- Share buybacks total more in 2018 than capital expenditures, the first time that has happened in at least a decade, according to Goldman Sachs.
- Capex also is on the rise, with the $341 billion spent this year on pace to set a 25-year high.
- Companies are using the windfall from last year's tax cuts to spend freely, and first-half earnings rose some 25 percent for the S&P 500.
Companies are using a dramatic surge in cash to invest both in the present and the future at levels not seen in at least a decade.

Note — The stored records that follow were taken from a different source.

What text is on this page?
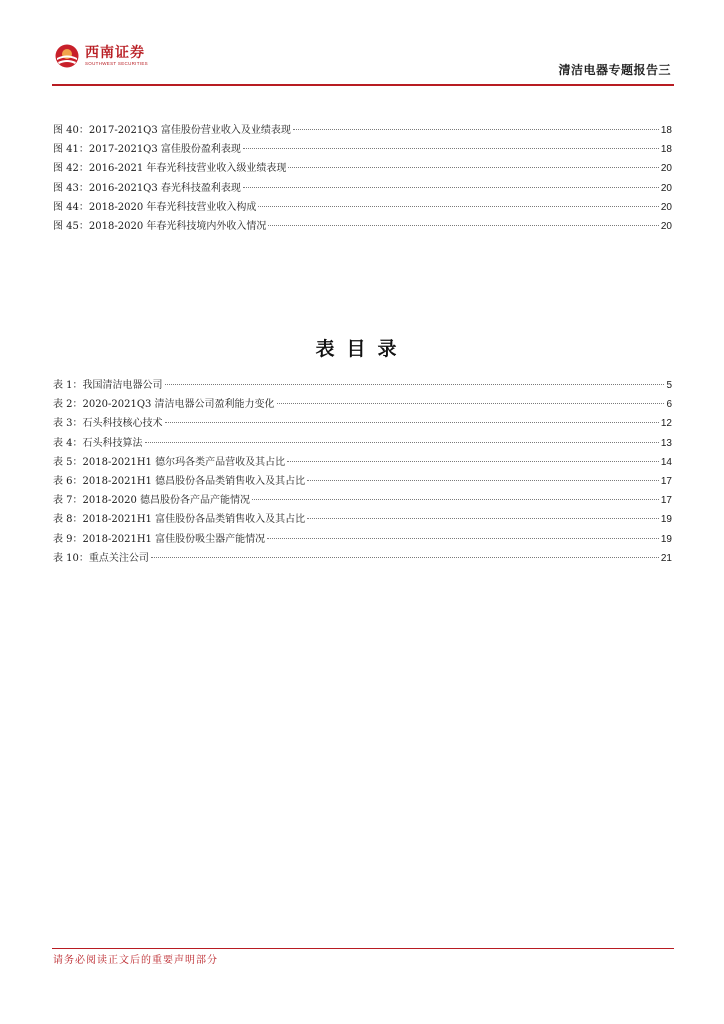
西南证券
SOUTHWEST SECURITIES	清洁电器专题报告三
图 40：2017-2021Q3 富佳股份营业收入及业绩表现	18
图 41：2017-2021Q3 富佳股份盈利表现	18
图 42：2016-2021 年春光科技营业收入级业绩表现	20
图 43：2016-2021Q3 春光科技盈利表现	20
图 44：2018-2020 年春光科技营业收入构成	20
图 45：2018-2020 年春光科技境内外收入情况	20
表目录
表 1：我国清洁电器公司	5
表 2：2020-2021Q3 清洁电器公司盈利能力变化	6
表 3：石头科技核心技术	12
表 4：石头科技算法	13
表 5：2018-2021H1 德尔玛各类产品营收及其占比	14
表 6：2018-2021H1 德昌股份各品类销售收入及其占比	17
表 7：2018-2020 德昌股份各产品产能情况	17
表 8：2018-2021H1 富佳股份各品类销售收入及其占比	19
表 9：2018-2021H1 富佳股份吸尘器产能情况	19
表 10：重点关注公司	21
请务必阅读正文后的重要声明部分
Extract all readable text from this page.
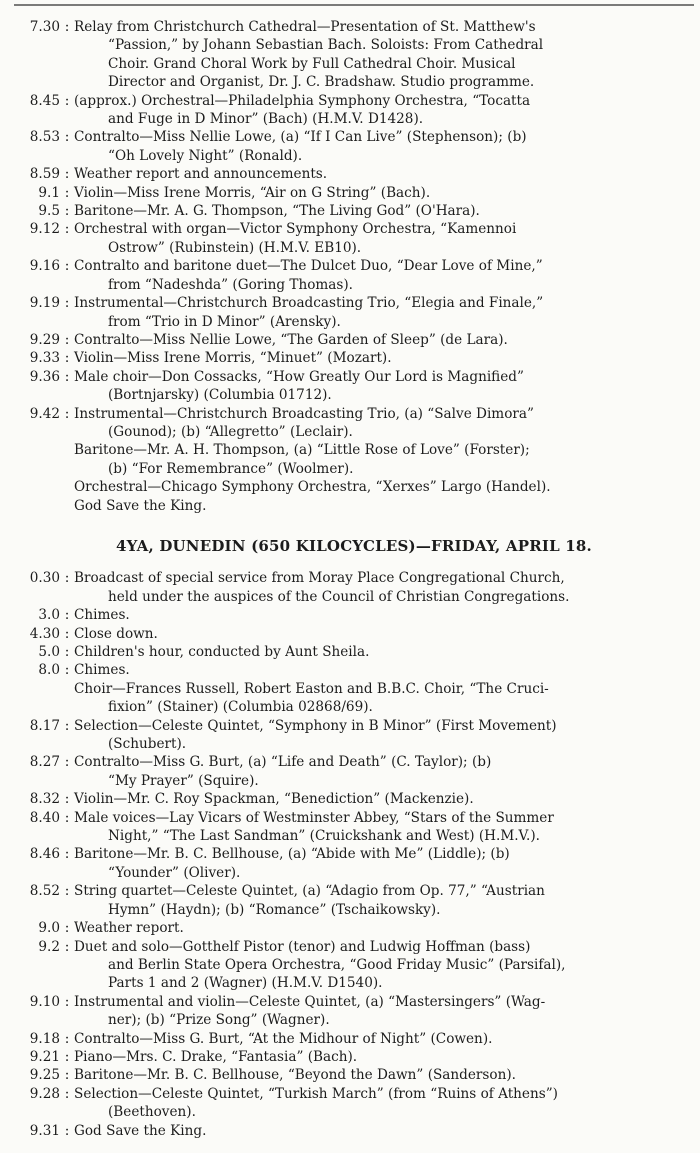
7.30 : Relay from Christchurch Cathedral—Presentation of St. Matthew's
“Passion,” by Johann Sebastian Bach. Soloists: From Cathedral
Choir. Grand Choral Work by Full Cathedral Choir. Musical
Director and Organist, Dr. J. C. Bradshaw. Studio programme.
8.45 : (approx.) Orchestral—Philadelphia Symphony Orchestra, “Tocatta
and Fuge in D Minor” (Bach) (H.M.V. D1428).
8.53 : Contralto—Miss Nellie Lowe, (a) “If I Can Live” (Stephenson); (b)
“Oh Lovely Night” (Ronald).
8.59 : Weather report and announcements.
9.1 : Violin—Miss Irene Morris, “Air on G String” (Bach).
9.5 : Baritone—Mr. A. G. Thompson, “The Living God” (O'Hara).
9.12 : Orchestral with organ—Victor Symphony Orchestra, “Kamennoi
Ostrow” (Rubinstein) (H.M.V. EB10).
9.16 : Contralto and baritone duet—The Dulcet Duo, “Dear Love of Mine,”
from “Nadeshda” (Goring Thomas).
9.19 : Instrumental—Christchurch Broadcasting Trio, “Elegia and Finale,”
from “Trio in D Minor” (Arensky).
9.29 : Contralto—Miss Nellie Lowe, “The Garden of Sleep” (de Lara).
9.33 : Violin—Miss Irene Morris, “Minuet” (Mozart).
9.36 : Male choir—Don Cossacks, “How Greatly Our Lord is Magnified”
(Bortnjarsky) (Columbia 01712).
9.42 : Instrumental—Christchurch Broadcasting Trio, (a) “Salve Dimora”
(Gounod); (b) “Allegretto” (Leclair).
Baritone—Mr. A. H. Thompson, (a) “Little Rose of Love” (Forster);
(b) “For Remembrance” (Woolmer).
Orchestral—Chicago Symphony Orchestra, “Xerxes” Largo (Handel).
God Save the King.
4YA, DUNEDIN (650 KILOCYCLES)—FRIDAY, APRIL 18.
0.30 : Broadcast of special service from Moray Place Congregational Church,
held under the auspices of the Council of Christian Congregations.
3.0 : Chimes.
4.30 : Close down.
5.0 : Children's hour, conducted by Aunt Sheila.
8.0 : Chimes.
Choir—Frances Russell, Robert Easton and B.B.C. Choir, “The Cruci-
fixion” (Stainer) (Columbia 02868/69).
8.17 : Selection—Celeste Quintet, “Symphony in B Minor” (First Movement)
(Schubert).
8.27 : Contralto—Miss G. Burt, (a) “Life and Death” (C. Taylor); (b)
“My Prayer” (Squire).
8.32 : Violin—Mr. C. Roy Spackman, “Benediction” (Mackenzie).
8.40 : Male voices—Lay Vicars of Westminster Abbey, “Stars of the Summer
Night,” “The Last Sandman” (Cruickshank and West) (H.M.V.).
8.46 : Baritone—Mr. B. C. Bellhouse, (a) “Abide with Me” (Liddle); (b)
“Younder” (Oliver).
8.52 : String quartet—Celeste Quintet, (a) “Adagio from Op. 77,” “Austrian
Hymn” (Haydn); (b) “Romance” (Tschaikowsky).
9.0 : Weather report.
9.2 : Duet and solo—Gotthelf Pistor (tenor) and Ludwig Hoffman (bass)
and Berlin State Opera Orchestra, “Good Friday Music” (Parsifal),
Parts 1 and 2 (Wagner) (H.M.V. D1540).
9.10 : Instrumental and violin—Celeste Quintet, (a) “Mastersingers” (Wag-
ner); (b) “Prize Song” (Wagner).
9.18 : Contralto—Miss G. Burt, “At the Midhour of Night” (Cowen).
9.21 : Piano—Mrs. C. Drake, “Fantasia” (Bach).
9.25 : Baritone—Mr. B. C. Bellhouse, “Beyond the Dawn” (Sanderson).
9.28 : Selection—Celeste Quintet, “Turkish March” (from “Ruins of Athens”)
(Beethoven).
9.31 : God Save the King.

As things stand, 2018 will be the first time since 2007 that companies are spending a bigger portion of cash on share buybacks than capital expenditures. Goldman Sachs has estimated that share repurchases could total more than $1 trillion this year.
But what hasn't been quite as apparent has been the willingness to take spend on capital expenditures. In fact, Goldman estimates that if the current pace continues, 2018 will be the biggest year for capex in a quarter century, even though it is lagging buybacks.
"Rumors of the demise of capital spending have been greatly exaggerated," David Kostin, the bank's chief U.S. equity strategist, said in his most recent market note.
The investment numbers look like this: capital investment, which includes money spent to upgrade physical equipment such as buildings, equipment and machinery, jumped to $341 billion in the first half of the year, an increase of $55 billion, or 19 percent.
In addition, companies spent $147 billion on research and development in the first half, a 14 percent increase that represents the highest move in a decade.
The surge comes amid the massive windfall from a $1.5 trillion tax cut package that sliced the nominal corporate rate from 35 percent to 21 percent. Critics have argued that the move will be a budget buster and will mostly benefit investors due to the likelihood that companies will pour most of the money into share buybacks.
"In the last 25 years, you've never had capital spending growth at that level," Kostin told CNBC's "Squawk on the Street." "Both arguments are correct in terms what are companies doing with this incremental cash ... partly as the result of lower taxes."
The buybacks number for sure has surged this year as well.
Repurchases hit $384 during the first six months, a 48 percent jump from the same period in 2017. The third quarter has seen no letup, with the total year-to-date buyback level now at $762 billion through mid-September, putting the trend easily on pace to top the $1 trillion Goldman estimate.
However, capital spending is more broad-based.
The 10 largest capex boosters comprised 53 percent of the total increase for S&P 500 companies, according to Kostin. By contrast, the 10 largest buyback companies totaled 78 percent of the total growth for the index.
Apple has been by far the leader in buybacks, with its $45 billion accounting for 24 percent of the total growth.
For investors, following the big buyback companies has been a more profitable trade this year. Companies focused on R&D and capex have underperformed the S&P 500 by four percentage points, while buyback-focused stocks have equaled the index.